Stop words, or noise words, are black lists of words that search engines choose not to index. These are used by some search engines that consider the words of little value; however, they should still be used in eDiscovery where it is more important to find all responsive documents than to provide a just a selection for users where false negatives may not pose a large risk (e.g. web search engines).
Disadvantages of Stop Words or Noise Words for eDiscovery
- Information Removal (Lower Recall, False Negatives, and Increased Risk): Stop words are often words of little value and interest for search which is one reason for not indexing them; however, sometimes, they can be exactly the words you are looking for. A common example is the phrase “to be or not to be.” By themselves, each of these words often exist in a stop word list, but combined they have obvious value. Other areas where stop words can cause problems are with terms like C++ which would often be not indexed at all due to the elimination of the “+” symbol and the single letter “c” rendering this important technology term with obviously meaning unfindable.
- Increased Noise (Lower Precision, False Positives and Increased Costs): When individual letters are not indexed, a search query like “vitamin a” would be reduced to “vitamin” resulting in many more documents than responsive documents, leading to more review and additional expense. Another area where this is often problematic is with stock symbols.

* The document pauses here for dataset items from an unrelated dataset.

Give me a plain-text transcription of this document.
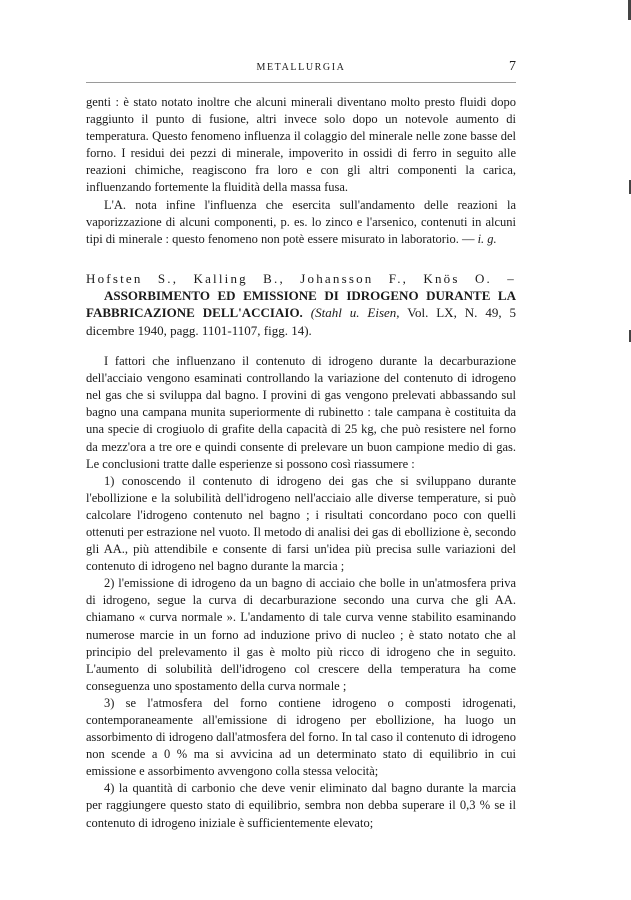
METALLURGIA	7

genti : è stato notato inoltre che alcuni minerali diventano molto presto fluidi dopo raggiunto il punto di fusione, altri invece solo dopo un notevole aumento di temperatura. Questo fenomeno influenza il colaggio del minerale nelle zone basse del forno. I residui dei pezzi di minerale, impoverito in ossidi di ferro in seguito alle reazioni chimiche, reagiscono fra loro e con gli altri componenti la carica, influenzando fortemente la fluidità della massa fusa.

L'A. nota infine l'influenza che esercita sull'andamento delle reazioni la vaporizzazione di alcuni componenti, p. es. lo zinco e l'arsenico, contenuti in alcuni tipi di minerale : questo fenomeno non potè essere misurato in laboratorio. — i. g.

Hofsten S., Kalling B., Johansson F., Knös O. – ASSORBIMENTO ED EMISSIONE DI IDROGENO DURANTE LA FABBRICAZIONE DELL'ACCIAIO. (Stahl u. Eisen, Vol. LX, N. 49, 5 dicembre 1940, pagg. 1101-1107, figg. 14).

I fattori che influenzano il contenuto di idrogeno durante la decarburazione dell'acciaio vengono esaminati controllando la variazione del contenuto di idrogeno nel gas che si sviluppa dal bagno. I provini di gas vengono prelevati abbassando sul bagno una campana munita superiormente di rubinetto : tale campana è costituita da una specie di crogiuolo di grafite della capacità di 25 kg, che può resistere nel forno da mezz'ora a tre ore e quindi consente di prelevare un buon campione medio di gas. Le conclusioni tratte dalle esperienze si possono così riassumere :

1) conoscendo il contenuto di idrogeno dei gas che si sviluppano durante l'ebollizione e la solubilità dell'idrogeno nell'acciaio alle diverse temperature, si può calcolare l'idrogeno contenuto nel bagno ; i risultati concordano poco con quelli ottenuti per estrazione nel vuoto. Il metodo di analisi dei gas di ebollizione è, secondo gli AA., più attendibile e consente di farsi un'idea più precisa sulle variazioni del contenuto di idrogeno nel bagno durante la marcia ;

2) l'emissione di idrogeno da un bagno di acciaio che bolle in un'atmosfera priva di idrogeno, segue la curva di decarburazione secondo una curva che gli AA. chiamano « curva normale ». L'andamento di tale curva venne stabilito esaminando numerose marcie in un forno ad induzione privo di nucleo ; è stato notato che al principio del prelevamento il gas è molto più ricco di idrogeno che in seguito. L'aumento di solubilità dell'idrogeno col crescere della temperatura ha come conseguenza uno spostamento della curva normale ;

3) se l'atmosfera del forno contiene idrogeno o composti idrogenati, contemporaneamente all'emissione di idrogeno per ebollizione, ha luogo un assorbimento di idrogeno dall'atmosfera del forno. In tal caso il contenuto di idrogeno non scende a 0 % ma si avvicina ad un determinato stato di equilibrio in cui emissione e assorbimento avvengono colla stessa velocità;

4) la quantità di carbonio che deve venir eliminato dal bagno durante la marcia per raggiungere questo stato di equilibrio, sembra non debba superare il 0,3 % se il contenuto di idrogeno iniziale è sufficientemente elevato;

- The Need to Identify the Record’s Language: Stop words are different per language so there is a need to identify the language beforehand before stop words can be removed. If a document’s language is identified incorrectly or if a document has multiple languages, meaningful words may be eliminated leading to additional problems with false negatives and false positives. When black lists are used, testing must be performed to ensure the correct language is identified and the correct black list is applied
- Complete Term Indexing: For eDiscovery, indexing all words will ensure that all words can be found and lead to increased findability, no matter what terms.

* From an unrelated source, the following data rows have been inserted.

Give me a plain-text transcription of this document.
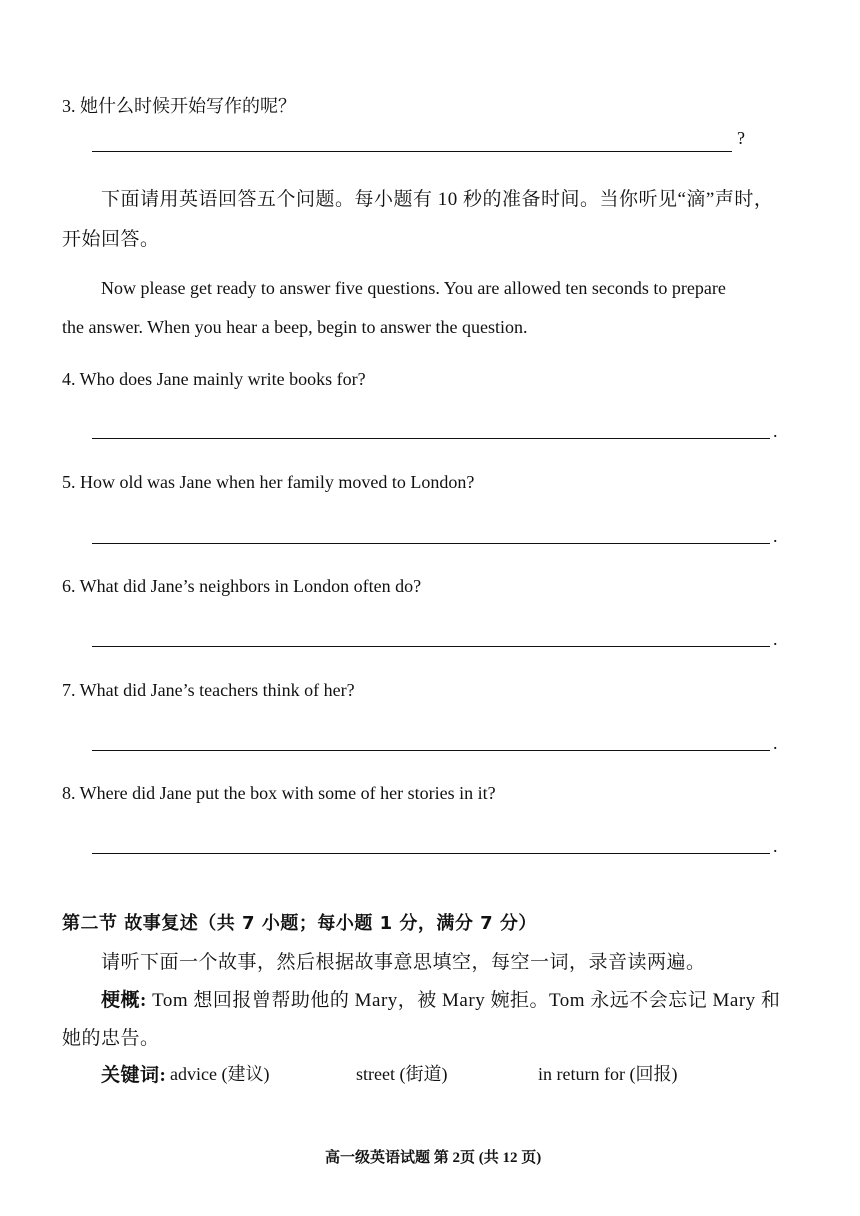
3. 她什么时候开始写作的呢？
?
下面请用英语回答五个问题。每小题有 10 秒的准备时间。当你听见“滴”声时，
开始回答。
Now please get ready to answer five questions. You are allowed ten seconds to prepare
the answer. When you hear a beep, begin to answer the question.
4. Who does Jane mainly write books for?
.
5. How old was Jane when her family moved to London?
.
6. What did Jane’s neighbors in London often do?
.
7. What did Jane’s teachers think of her?
.
8. Where did Jane put the box with some of her stories in it?
.
第二节 故事复述（共 7 小题；每小题 1 分，满分 7 分）
请听下面一个故事，然后根据故事意思填空，每空一词，录音读两遍。
梗概: Tom 想回报曾帮助他的 Mary，被 Mary 婉拒。Tom 永远不会忘记 Mary 和
她的忠告。
关键词: advice (建议)	street (街道)	in return for (回报)
高一级英语试题 第 2页 (共 12 页)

- Partial Term Indexing with Black Lists: When black lists are used, the black listed words cannot be searched on and if they become important in the course of eDiscovery, the ESI may need to be re-indexed without those worse on the black list. If black lists are used by either party in eDiscovery, it is important to understand of words that have been eliminated from the search index and how that will affect the search results. If black lists are used in either party’s search engine, ask for the list of stop or noise words to evaluate the accessibility of documents with the search queries of interest.